FRANKFURT/LONDON (Reuters) - SSE (SSE.L) aims to turn up the heat on top-ranked British Gas with a merger of its UK power and gas retail operations with those of npower, owned by Germany’s Innogy (IGY.DE).
The deal will bolster second-ranked SSE, creating a supply group with 11 billion pounds in combined sales that could kick off a consolidation in the British energy market where established firms are battling smaller, nimble rivals.
The roughly 11.5 million customer accounts of the new firm would move SSE closer to Centrica’s (CNA.L) British Gas, which has more than 14 million.
The company, in which SSE would have a stake of about two thirds, and British Gas would together control more than 50 percent of the market, but Innogy Chief Executive Peter Terium said he was confident British regulators would approve the deal.
“When we look at the competitive landscape and the uncertain political environment for energy retailers in Great Britain, it is clear that npower would be better placed to offer value to our customers and our shareholders as part of a new company,” Terium said.
The deal, which needs support from SSE shareholders and Innogy’s supervisory board, would cut the number of big energy retailers in Britain to five from six. Closing is expected in late 2018 or early 2019.
By merging their retail units, Innogy and SSE form a group with pro-forma sales of 10.9 billion pounds and operating profit of 123 million pounds in 2017. It is expected to become a small or midcap stock once listed on the London Stock Exchange.
Innogy and SSE are advised by Goldman Sachs and Credit Suisse, respectively, Terium said.
Smaller rivals, often able to offer cheaper deals due to lower overheads, now control around 20 percent of Britain’s market up from less than 1 percent a decade ago.

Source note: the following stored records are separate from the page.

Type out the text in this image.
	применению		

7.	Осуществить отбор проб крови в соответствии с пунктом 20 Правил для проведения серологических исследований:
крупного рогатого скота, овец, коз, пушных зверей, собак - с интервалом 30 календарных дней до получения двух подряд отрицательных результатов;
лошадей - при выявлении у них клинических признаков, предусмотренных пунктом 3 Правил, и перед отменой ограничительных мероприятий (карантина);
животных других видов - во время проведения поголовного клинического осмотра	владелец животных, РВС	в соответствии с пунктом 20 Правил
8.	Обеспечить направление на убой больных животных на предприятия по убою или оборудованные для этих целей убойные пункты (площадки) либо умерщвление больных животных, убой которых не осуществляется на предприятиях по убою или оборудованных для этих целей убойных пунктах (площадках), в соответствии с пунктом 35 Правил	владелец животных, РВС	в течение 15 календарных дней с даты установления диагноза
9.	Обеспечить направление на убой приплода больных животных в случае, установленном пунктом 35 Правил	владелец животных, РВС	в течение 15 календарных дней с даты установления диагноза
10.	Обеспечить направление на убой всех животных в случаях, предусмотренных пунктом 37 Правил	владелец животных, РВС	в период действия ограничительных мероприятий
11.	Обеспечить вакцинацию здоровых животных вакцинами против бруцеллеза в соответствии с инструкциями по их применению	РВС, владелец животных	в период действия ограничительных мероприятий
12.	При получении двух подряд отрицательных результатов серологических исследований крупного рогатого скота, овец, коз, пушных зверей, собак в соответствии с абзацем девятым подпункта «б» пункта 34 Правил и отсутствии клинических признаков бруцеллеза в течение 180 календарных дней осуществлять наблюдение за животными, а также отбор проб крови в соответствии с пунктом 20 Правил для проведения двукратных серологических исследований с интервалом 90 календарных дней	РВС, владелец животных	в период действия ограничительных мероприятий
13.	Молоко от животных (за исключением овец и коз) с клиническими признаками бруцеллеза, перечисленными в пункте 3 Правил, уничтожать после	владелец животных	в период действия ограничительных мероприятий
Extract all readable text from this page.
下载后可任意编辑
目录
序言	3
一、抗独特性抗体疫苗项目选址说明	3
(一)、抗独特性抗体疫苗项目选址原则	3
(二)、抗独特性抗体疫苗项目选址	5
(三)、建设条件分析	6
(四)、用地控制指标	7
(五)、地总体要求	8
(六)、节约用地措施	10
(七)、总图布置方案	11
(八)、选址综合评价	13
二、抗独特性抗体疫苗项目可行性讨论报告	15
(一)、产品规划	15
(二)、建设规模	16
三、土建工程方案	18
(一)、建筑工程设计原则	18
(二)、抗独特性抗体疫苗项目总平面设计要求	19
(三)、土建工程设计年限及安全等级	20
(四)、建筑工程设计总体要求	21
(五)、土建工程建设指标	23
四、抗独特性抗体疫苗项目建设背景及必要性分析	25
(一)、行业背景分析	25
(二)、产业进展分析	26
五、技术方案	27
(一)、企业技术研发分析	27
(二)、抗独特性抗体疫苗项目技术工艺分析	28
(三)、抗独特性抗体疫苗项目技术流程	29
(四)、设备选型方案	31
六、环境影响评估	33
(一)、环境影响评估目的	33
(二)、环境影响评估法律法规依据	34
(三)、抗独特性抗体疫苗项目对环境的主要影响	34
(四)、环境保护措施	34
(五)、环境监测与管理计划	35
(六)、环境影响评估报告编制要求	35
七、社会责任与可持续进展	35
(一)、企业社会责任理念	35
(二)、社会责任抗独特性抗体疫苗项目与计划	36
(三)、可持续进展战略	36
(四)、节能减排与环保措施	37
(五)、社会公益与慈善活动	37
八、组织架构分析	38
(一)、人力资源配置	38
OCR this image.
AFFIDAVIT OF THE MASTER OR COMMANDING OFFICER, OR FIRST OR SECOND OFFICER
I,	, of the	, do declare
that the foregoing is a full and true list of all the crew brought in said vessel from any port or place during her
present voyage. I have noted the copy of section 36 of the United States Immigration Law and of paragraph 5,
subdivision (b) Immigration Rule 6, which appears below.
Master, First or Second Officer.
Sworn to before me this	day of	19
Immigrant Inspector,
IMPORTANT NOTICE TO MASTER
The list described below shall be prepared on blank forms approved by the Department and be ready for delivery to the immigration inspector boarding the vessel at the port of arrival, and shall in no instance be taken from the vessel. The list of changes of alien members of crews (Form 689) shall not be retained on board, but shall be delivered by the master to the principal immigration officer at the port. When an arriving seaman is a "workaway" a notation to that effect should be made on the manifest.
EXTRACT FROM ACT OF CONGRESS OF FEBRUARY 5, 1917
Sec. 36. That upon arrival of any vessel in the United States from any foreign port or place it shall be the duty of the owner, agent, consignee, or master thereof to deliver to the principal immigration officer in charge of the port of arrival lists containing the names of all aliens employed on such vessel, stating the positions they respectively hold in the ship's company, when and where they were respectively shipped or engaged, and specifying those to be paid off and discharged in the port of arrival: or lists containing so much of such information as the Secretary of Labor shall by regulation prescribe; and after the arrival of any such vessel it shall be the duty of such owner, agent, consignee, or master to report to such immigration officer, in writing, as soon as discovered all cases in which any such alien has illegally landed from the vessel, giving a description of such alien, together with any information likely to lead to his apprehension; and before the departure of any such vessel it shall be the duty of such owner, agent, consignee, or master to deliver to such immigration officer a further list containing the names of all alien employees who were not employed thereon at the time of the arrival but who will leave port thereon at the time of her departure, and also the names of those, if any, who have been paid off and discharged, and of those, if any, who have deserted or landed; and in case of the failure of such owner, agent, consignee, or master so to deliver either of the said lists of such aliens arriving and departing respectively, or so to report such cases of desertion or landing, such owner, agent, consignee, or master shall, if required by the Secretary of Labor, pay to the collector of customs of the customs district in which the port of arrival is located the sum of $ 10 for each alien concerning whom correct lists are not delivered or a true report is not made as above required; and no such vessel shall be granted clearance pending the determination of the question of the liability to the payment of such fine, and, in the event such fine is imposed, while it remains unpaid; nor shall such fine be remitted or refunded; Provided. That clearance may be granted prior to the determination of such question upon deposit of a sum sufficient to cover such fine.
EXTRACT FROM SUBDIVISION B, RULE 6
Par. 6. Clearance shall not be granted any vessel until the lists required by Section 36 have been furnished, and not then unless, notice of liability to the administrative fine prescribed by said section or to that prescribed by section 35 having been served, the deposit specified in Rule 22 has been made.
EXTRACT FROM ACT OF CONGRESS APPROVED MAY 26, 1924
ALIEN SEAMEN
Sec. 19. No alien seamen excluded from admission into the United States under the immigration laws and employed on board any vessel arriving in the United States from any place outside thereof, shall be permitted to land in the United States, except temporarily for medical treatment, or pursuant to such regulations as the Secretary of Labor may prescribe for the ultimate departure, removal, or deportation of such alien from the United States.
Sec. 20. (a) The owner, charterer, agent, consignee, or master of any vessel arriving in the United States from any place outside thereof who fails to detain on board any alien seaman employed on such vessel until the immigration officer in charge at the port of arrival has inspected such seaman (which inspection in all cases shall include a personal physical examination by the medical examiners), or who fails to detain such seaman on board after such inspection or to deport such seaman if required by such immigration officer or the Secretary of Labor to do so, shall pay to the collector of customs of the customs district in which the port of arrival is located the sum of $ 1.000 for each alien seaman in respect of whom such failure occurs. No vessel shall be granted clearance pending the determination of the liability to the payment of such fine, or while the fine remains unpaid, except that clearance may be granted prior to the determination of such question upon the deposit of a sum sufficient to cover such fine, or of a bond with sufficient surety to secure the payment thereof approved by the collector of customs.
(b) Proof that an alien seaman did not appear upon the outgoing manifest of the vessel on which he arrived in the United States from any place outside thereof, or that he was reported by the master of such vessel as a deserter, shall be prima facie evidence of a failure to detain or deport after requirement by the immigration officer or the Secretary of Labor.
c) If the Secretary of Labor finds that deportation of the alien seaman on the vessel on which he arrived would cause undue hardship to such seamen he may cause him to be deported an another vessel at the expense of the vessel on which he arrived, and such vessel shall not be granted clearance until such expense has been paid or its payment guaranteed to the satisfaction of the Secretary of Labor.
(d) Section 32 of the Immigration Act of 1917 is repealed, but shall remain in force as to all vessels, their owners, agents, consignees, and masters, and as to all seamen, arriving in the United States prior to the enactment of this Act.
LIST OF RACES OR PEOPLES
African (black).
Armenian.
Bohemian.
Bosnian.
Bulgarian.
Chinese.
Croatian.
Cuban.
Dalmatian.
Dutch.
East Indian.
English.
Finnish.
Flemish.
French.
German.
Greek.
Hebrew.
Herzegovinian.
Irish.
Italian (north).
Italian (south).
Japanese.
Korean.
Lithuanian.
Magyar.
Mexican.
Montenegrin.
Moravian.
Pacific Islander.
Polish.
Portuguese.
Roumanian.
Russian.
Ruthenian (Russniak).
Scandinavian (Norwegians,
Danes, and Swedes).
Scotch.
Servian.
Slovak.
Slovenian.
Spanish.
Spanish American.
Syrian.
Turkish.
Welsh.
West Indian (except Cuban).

Analysts expect further consolidation in future.
Rival E.ON (EONGn.DE), one of Britain’s big six power suppliers, on Wednesday said it had lost 200,000 customers in Britain so far this year.
Overall, there are around 60 energy suppliers operating in Britain at the moment.
“Given the interference in the market with the price cap, and pressure on margins, the natural reaction is for companies is to try to gain scale,” said Peter Atherton, an associate at consultancy Cornwall Insight.
Britain’s Competition and Markets Authority (CMA), which will need to approve the merger, said it was aware of the deal but would not comment when asked if it would give its approval.
Analysts expressed concerns about potential problems combining Innogy’s and SSE’s IT platforms, which according to Bernstein run on two different systems.
“While SSE and Innogy can sever a toxic limb through the transaction, 100 percent of RetailCo’s earnings will be exposed to UK political risks and competitive risks,” Deepa Venkateswaran, senior analyst at Bernstein, said.
SSE will hold 65.6 percent of the new entity, which will not include its business retail and Ireland operations. Innogy will hold the rest. It will receive a 60 million pounds break fee if SSE fails to get approval for the move by July 31, 2018.
“This process is likely to take some time and in the interim we remain absolutely focused on the critical job of delivering for customers,” said Alistair Phillips-Davies, Chief Executive of SSE.